How might EYA4 antibodies contribute to therapeutic development strategies?

EYA4's identification as a breast cancer oncogene with phosphatase activity essential for cancer progression opens opportunities for therapeutic development:

• Target validation approaches:

  • Use domain-specific antibodies to identify critical functional regions

  • Employ phospho-specific antibodies to monitor activity inhibition

  • Develop screening assays for small molecule inhibitors targeting EYA4's serine/threonine phosphatase domain

• Biomarker development:

  • Assess EYA4 expression patterns across cancer types and stages

  • Correlate expression with treatment response and patient outcomes

  • Develop IHC-based diagnostic and prognostic panels incorporating EYA4

• Therapeutic antibody potential:

  • Explore antibodies that specifically inhibit EYA4's phosphatase activity

  • Investigate antibody-drug conjugates targeting EYA4-expressing cancer cells

  • Assess combination approaches with DNA-damaging agents or replication stress inducers

Research indicates that targeting EYA4's serine/threonine phosphatase activity represents a promising strategy for treating breast cancer, potentially limiting metastasis and overcoming chemotherapy resistance caused by endoreplication and genomic rearrangements .

What are the emerging techniques for studying protein-protein interactions involving EYA4?

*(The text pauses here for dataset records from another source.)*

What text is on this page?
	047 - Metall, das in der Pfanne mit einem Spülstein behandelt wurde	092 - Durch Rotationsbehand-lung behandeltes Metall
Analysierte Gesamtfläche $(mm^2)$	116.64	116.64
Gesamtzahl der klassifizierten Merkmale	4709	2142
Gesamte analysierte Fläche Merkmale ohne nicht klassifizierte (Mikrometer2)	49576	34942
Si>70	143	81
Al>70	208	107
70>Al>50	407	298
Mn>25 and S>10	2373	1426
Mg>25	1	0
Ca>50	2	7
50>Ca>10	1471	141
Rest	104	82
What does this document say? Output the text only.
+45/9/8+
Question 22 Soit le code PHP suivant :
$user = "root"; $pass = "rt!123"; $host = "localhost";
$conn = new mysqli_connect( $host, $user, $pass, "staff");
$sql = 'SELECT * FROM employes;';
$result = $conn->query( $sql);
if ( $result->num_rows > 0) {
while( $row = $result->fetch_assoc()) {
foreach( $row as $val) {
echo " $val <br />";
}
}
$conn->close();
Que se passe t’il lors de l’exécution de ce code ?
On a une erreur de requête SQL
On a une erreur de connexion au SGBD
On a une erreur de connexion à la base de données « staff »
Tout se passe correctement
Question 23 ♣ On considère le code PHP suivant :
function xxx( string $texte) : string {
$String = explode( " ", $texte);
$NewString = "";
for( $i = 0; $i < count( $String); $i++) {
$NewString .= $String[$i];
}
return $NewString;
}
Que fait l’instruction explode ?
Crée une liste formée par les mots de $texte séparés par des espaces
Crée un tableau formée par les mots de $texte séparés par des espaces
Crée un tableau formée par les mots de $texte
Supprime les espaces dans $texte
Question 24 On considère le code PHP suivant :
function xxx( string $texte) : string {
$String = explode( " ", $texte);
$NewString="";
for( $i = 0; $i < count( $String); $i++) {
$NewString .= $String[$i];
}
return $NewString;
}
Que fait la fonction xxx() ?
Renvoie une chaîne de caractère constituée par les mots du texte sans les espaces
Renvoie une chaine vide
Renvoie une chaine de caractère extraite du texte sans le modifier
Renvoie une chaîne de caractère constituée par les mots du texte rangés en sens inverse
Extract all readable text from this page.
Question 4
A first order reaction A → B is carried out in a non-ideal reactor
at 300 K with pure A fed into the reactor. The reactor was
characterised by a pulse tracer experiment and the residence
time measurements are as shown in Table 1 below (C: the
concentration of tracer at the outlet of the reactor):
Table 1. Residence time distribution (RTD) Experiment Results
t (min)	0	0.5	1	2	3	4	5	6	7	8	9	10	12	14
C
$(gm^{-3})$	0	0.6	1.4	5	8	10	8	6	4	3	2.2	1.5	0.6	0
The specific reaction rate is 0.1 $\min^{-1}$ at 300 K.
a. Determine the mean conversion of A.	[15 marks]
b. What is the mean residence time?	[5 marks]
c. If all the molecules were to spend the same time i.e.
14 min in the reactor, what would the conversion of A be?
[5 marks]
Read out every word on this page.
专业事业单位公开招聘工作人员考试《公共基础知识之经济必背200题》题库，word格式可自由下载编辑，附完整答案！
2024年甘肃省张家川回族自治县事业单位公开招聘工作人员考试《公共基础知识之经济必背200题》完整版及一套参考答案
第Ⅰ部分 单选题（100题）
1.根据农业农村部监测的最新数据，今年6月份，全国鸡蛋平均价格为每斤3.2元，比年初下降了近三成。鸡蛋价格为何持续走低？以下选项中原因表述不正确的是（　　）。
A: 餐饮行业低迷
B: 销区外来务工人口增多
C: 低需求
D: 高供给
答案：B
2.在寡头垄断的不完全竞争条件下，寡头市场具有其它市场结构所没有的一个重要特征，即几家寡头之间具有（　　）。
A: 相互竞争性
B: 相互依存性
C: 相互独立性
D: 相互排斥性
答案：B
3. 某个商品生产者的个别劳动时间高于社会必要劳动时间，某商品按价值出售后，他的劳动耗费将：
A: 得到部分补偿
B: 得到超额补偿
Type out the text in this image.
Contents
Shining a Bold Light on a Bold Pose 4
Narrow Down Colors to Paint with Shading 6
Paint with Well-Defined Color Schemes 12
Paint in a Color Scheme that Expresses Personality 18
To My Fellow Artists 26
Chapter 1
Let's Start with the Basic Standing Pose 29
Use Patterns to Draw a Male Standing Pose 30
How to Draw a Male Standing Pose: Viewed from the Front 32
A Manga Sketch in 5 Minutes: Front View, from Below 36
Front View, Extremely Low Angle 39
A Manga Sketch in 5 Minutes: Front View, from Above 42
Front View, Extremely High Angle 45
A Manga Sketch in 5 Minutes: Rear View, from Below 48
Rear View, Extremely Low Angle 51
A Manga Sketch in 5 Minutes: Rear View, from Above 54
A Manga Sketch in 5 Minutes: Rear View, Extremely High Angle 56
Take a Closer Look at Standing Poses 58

Understanding EYA4's interactions with other proteins is critical for elucidating its functions in different cellular contexts:

• Advanced co-immunoprecipitation approaches:

  • Tandem affinity purification using tagged EYA4 constructs

  • Proximity-dependent biotinylation (BioID or TurboID) with EYA4 as bait

  • Crosslinking immunoprecipitation for capturing transient interactions

• Microscopy-based interaction studies:

  • Förster resonance energy transfer (FRET) with fluorophore-conjugated antibodies

  • Proximity ligation assay (PLA) to visualize protein interactions in situ

  • Super-resolution microscopy for nanoscale localization of interaction complexes

• Mass spectrometry applications:

  • Immunoprecipitation followed by mass spectrometry (IP-MS)

  • Cross-linking mass spectrometry (XL-MS) for structural insights

  • Targeted proteomics to quantify specific interaction partners

These emerging techniques, combined with high-quality EYA4 antibodies, will advance our understanding of EYA4's molecular functions and potentially identify new therapeutic targets within its interaction network.